General Motor’s much anticipated Chevy Bolt won’t hit the majority of dealerships until spring of 2017.
The Bolt has drawn a lot of attention as an affordable, long-range electric car. It’s priced at $37,500 before federal tax credits and can drive 238 miles on a single charge. The car won Motor Trend’s Car of the Year award, becoming the second electric car after Tesla’s Model S to secure the award.
The Bolt has always been expected to hit dealerships at the end of 2016, but the Wall Street Journal reported Thursday that it will only become available in California and Oregon to meet that deadline.
The Bolt will only be offered in limited quantities in 2017, with deliveries occurring at a “slow flow” pace.

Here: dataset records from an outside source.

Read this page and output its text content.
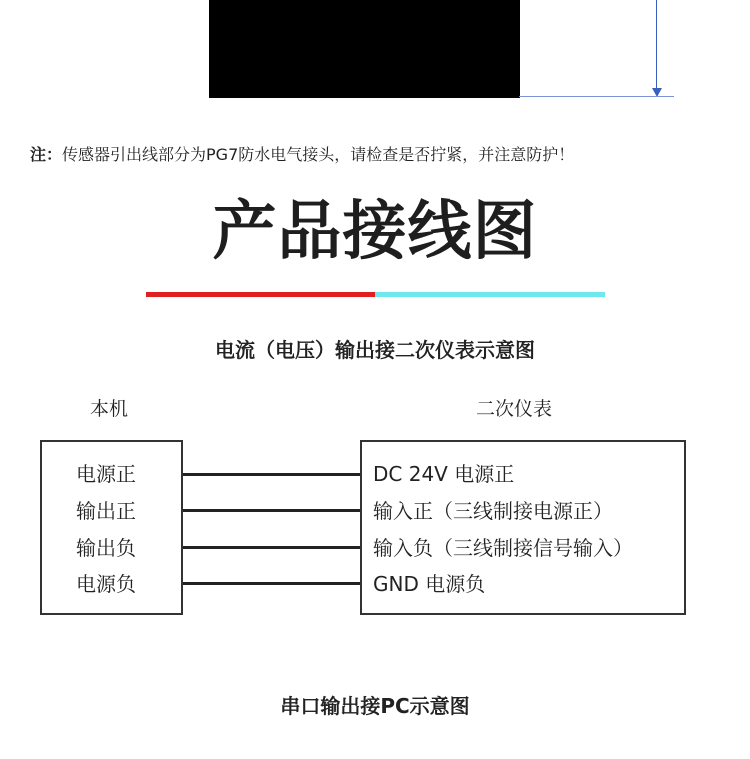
注：传感器引出线部分为PG7防水电气接头，请检查是否拧紧，并注意防护！
产品接线图
电流（电压）输出接二次仪表示意图
本机	二次仪表
电源正
输出正
输出负
电源负
DC 24V 电源正
输入正（三线制接电源正）
输入负（三线制接信号输入）
GND 电源负
串口输出接PC示意图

That’s a pretty significant change in strategy, as the Bolt has been touted as having a significant advantage in the EV space by hitting the market well before Tesla’s affordable electric car, the Model 3, which is slated for deliveries beginning at the end of 2017.
It’s also worth noting that California and Oregon are two of nine states that have adopted the zero-emission vehicle (ZEV) mandate that requires a certain percentage of automakers’ sales to be zero-emission vehicles or be at risk for a fine. So it’s easy to see why Chevy is targeting those two markets first.
GM did not immediately respond to Business Insider’s request for comment.